To take on someone like Murphy, though, would be to change the nature of the debate. No longer would he be discarding with predictable and easily dismissed conservative talking points, but rather would be challenged to defend his arguments on the basis of their implied assumptions. It would no longer be enough to simply state that we have a problem with “demand,” or that “demand” is the cause of our woes, without then explaining why this theory of the depression is even valid in the first place. And no longer would the question stop with the problem of “demand,” as I’m sure Murphy’s first response would be to point out that Krugman rarely offers explanations as to where that problem–if it really is the problem–came from. In fact, this is often the reason that Krugman’s arguments sound so complete in his appearances: he begins with demand as a starting point, and then tells the opponent that if the problem is a lack of aggregate demand, we must step in to increase that demand. Rarely do his opponents point out that he is taking the lack of demand for granted, and that he should seek to explain the cause of that lack of demand (and justify his explanation with sound theory) before moving on. In fact, if a lack of demand, as he calls it, is actually some other problem that originated from a malinvestment due to the state’s interference with the allocation of capital, then Krugman’s solution actually gives rise to a cycle of increasingly devastating alternations between booming periods of similar malinvestment and increasingly aggressive busts. In fact, this is what Krugman himself advocated, when he argued in 2002 that the Fed should create a housing bubble to replace the Nasdaq bubble. And, in fact, those were his exact words.

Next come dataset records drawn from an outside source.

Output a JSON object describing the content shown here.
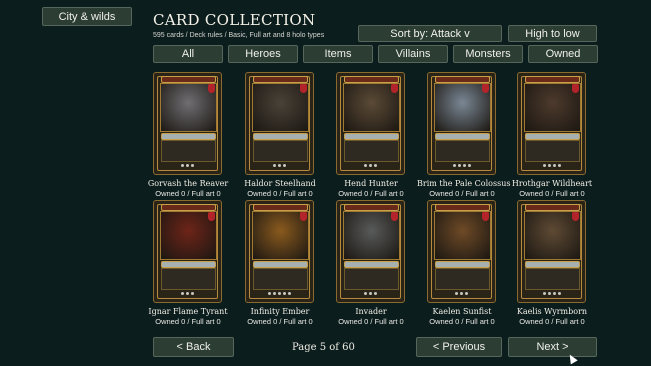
{
  "side_button": "City & wilds",
  "header": {
    "title": "CARD COLLECTION",
    "subtitle": "595 cards / Deck rules / Basic, Full art and 8 holo types",
    "sort_label": "Sort by: Attack v",
    "order_label": "High to low"
  },
  "tabs": [
    "All",
    "Heroes",
    "Items",
    "Villains",
    "Monsters",
    "Owned"
  ],
  "cards": [
    {
      "name": "Gorvash the Reaver",
      "owned": "Owned 0 / Full art 0",
      "art_color": "#6f6e72"
    },
    {
      "name": "Haldor Steelhand",
      "owned": "Owned 0 / Full art 0",
      "art_color": "#4a4238"
    },
    {
      "name": "Hend Hunter",
      "owned": "Owned 0 / Full art 0",
      "art_color": "#5b4a36"
    },
    {
      "name": "Brim the Pale Colossus",
      "owned": "Owned 0 / Full art 0",
      "art_color": "#7a8794"
    },
    {
      "name": "Hrothgar Wildheart",
      "owned": "Owned 0 / Full art 0",
      "art_color": "#4d3a2c"
    },
    {
      "name": "Ignar Flame Tyrant",
      "owned": "Owned 0 / Full art 0",
      "art_color": "#6e2418"
    },
    {
      "name": "Infinity Ember",
      "owned": "Owned 0 / Full art 0",
      "art_color": "#8a5a1e"
    },
    {
      "name": "Invader",
      "owned": "Owned 0 / Full art 0",
      "art_color": "#585a5a"
    },
    {
      "name": "Kaelen Sunfist",
      "owned": "Owned 0 / Full art 0",
      "art_color": "#6e4a26"
    },
    {
      "name": "Kaelis Wyrmborn",
      "owned": "Owned 0 / Full art 0",
      "art_color": "#5e4a34"
    }
  ],
  "footer": {
    "back_label": "< Back",
    "page_label": "Page 5 of 60",
    "prev_label": "< Previous",
    "next_label": "Next >"
  }
}
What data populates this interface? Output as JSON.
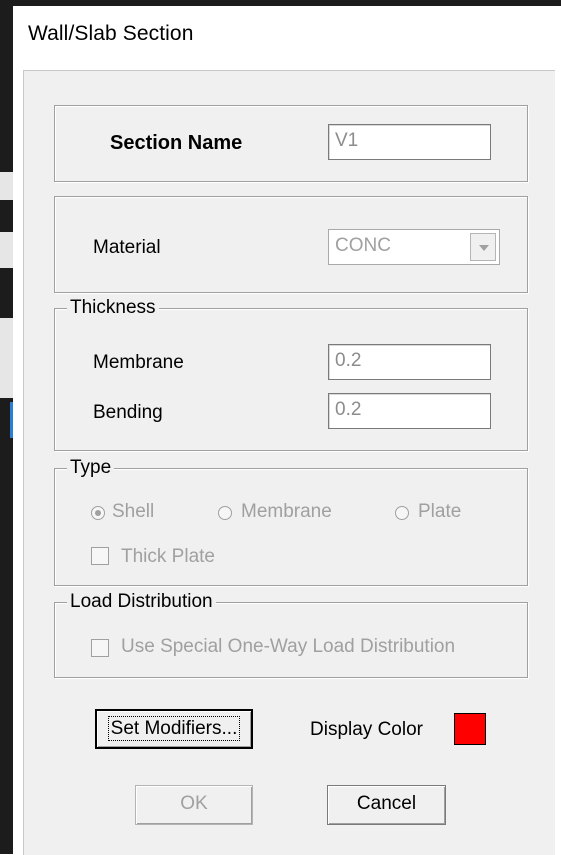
{
  "window": {
    "title": "Wall/Slab Section"
  },
  "section_name": {
    "label": "Section Name",
    "value": "V1"
  },
  "material": {
    "label": "Material",
    "selected": "CONC"
  },
  "thickness": {
    "legend": "Thickness",
    "membrane_label": "Membrane",
    "membrane_value": "0.2",
    "bending_label": "Bending",
    "bending_value": "0.2"
  },
  "type": {
    "legend": "Type",
    "options": [
      {
        "label": "Shell",
        "checked": true
      },
      {
        "label": "Membrane",
        "checked": false
      },
      {
        "label": "Plate",
        "checked": false
      }
    ],
    "thick_plate_label": "Thick Plate"
  },
  "load_distribution": {
    "legend": "Load Distribution",
    "one_way_label": "Use Special One-Way Load Distribution"
  },
  "buttons": {
    "set_modifiers": "Set Modifiers...",
    "ok": "OK",
    "cancel": "Cancel"
  },
  "display_color": {
    "label": "Display Color",
    "color": "#ff0000"
  },
  "icons": {
    "dropdown": "chevron-down-icon"
  }
}
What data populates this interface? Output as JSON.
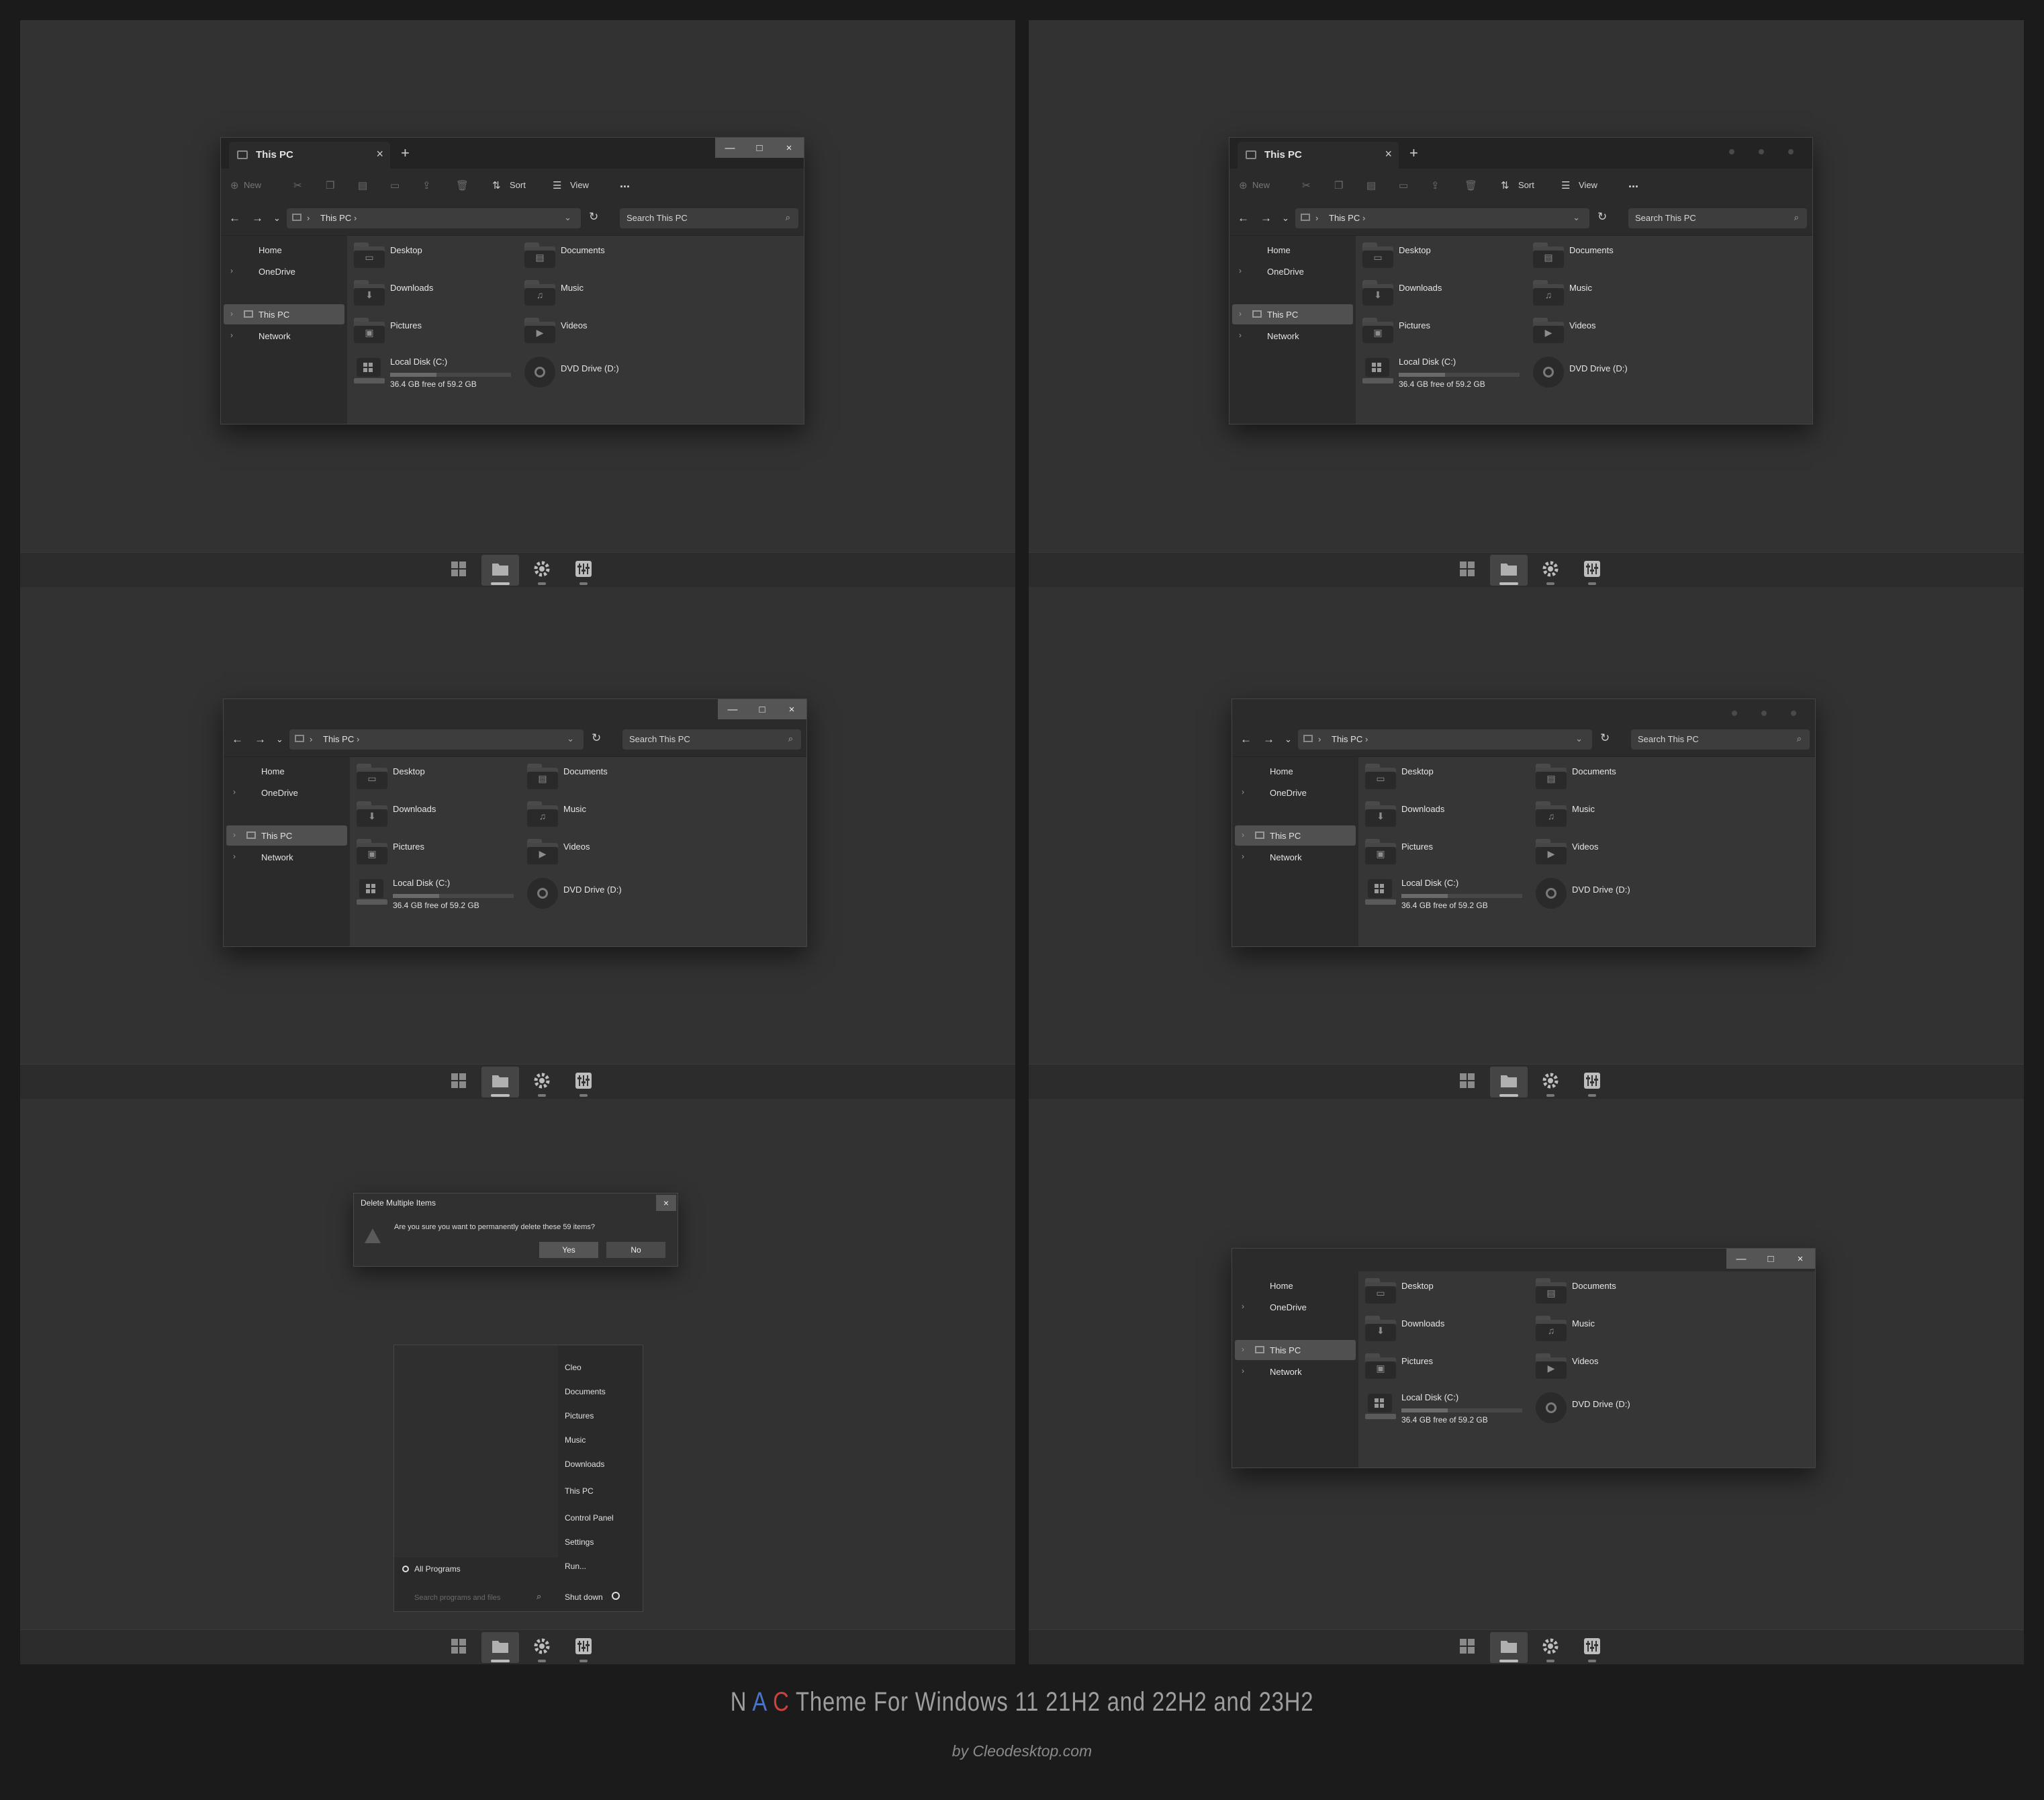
{
  "explorer": {
    "tab_title": "This PC",
    "toolbar": {
      "new": "New",
      "sort": "Sort",
      "view": "View",
      "more": "..."
    },
    "address": {
      "crumb": "This PC",
      "search_placeholder": "Search This PC"
    },
    "sidebar": [
      "Home",
      "OneDrive",
      "This PC",
      "Network"
    ],
    "folders": [
      {
        "name": "Desktop",
        "glyph": "▭"
      },
      {
        "name": "Documents",
        "glyph": "▤"
      },
      {
        "name": "Downloads",
        "glyph": "⬇"
      },
      {
        "name": "Music",
        "glyph": "♫"
      },
      {
        "name": "Pictures",
        "glyph": "▣"
      },
      {
        "name": "Videos",
        "glyph": "▶"
      }
    ],
    "drives": {
      "local_name": "Local Disk (C:)",
      "local_free": "36.4 GB free of 59.2 GB",
      "local_used_fraction": 0.385,
      "dvd_name": "DVD Drive (D:)"
    }
  },
  "dialog": {
    "title": "Delete Multiple Items",
    "message": "Are you sure you want to permanently delete these 59 items?",
    "yes": "Yes",
    "no": "No",
    "close": "×"
  },
  "start_menu": {
    "right_items": [
      "Cleo",
      "Documents",
      "Pictures",
      "Music",
      "Downloads",
      "This PC",
      "Control Panel",
      "Settings",
      "Run..."
    ],
    "all_programs": "All Programs",
    "search_placeholder": "Search programs and files",
    "shutdown": "Shut down"
  },
  "taskbar": {
    "icons": [
      "start-icon",
      "file-explorer-icon",
      "settings-icon",
      "control-panel-icon"
    ]
  },
  "caption": {
    "letters": [
      "N",
      "A",
      "C"
    ],
    "letter_colors": [
      "#9e9e9e",
      "#4a74c9",
      "#c94141"
    ],
    "rest": "Theme For Windows 11 21H2 and 22H2 and 23H2",
    "credit": "by Cleodesktop.com"
  }
}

Although I think Dr. Paul performed admirably in his debate with Krugman, an economist like Robert Murphy is not attempting to win voters or otherwise maintain a specific image, and thus could go after Krugman much more aggressively. This is important, since even many of Krugman’s basic ideas–his persistent broken window fallacies, for example, or his unsatisfying justification of them via the liquidity trap–regularly go unchallenged. Or, of course, an opponent fluent in all facets of economics could go the Detlev Schlicter route, identifying 7 of Krugman’s most persistent (and least safe) assumptions and with them questioning the very theory with which Krugman interprets history and economic phenomena:


When do we ever stop printing money and borrowing? I think that you are stuck in a failed paradigm, a failed economic theory and a failed policy program. This has happened to scientists and politicians before. You cannot admit that failure. When you are confronted with the failure of modern central banking, of Keynesian stimulus and of moderate inflationism, your only answer is that nothing is wrong with any of it, it is just not implemented forcefully enough. Dr. Krugman, you remind me of a doctor, who misdiagnosed the disease and prescribed the wrong medecine and who is now unwilling to look at the situation objectively. All you want to do is increase the dosage.


Schlicter’s response goes into extensive detail and runs as an eleven paragraph long direct response to Krugman’s performance in the Paul vs. Paul debate. I strongly encourage all who are interested to read it at Schlicter’s Paper Money Collapse blog, here.

In fact, I think it serves as a perfect example of why Krugman has yet to respond to Murphy’s challenges, and why he likely will continue to ignore them in the future.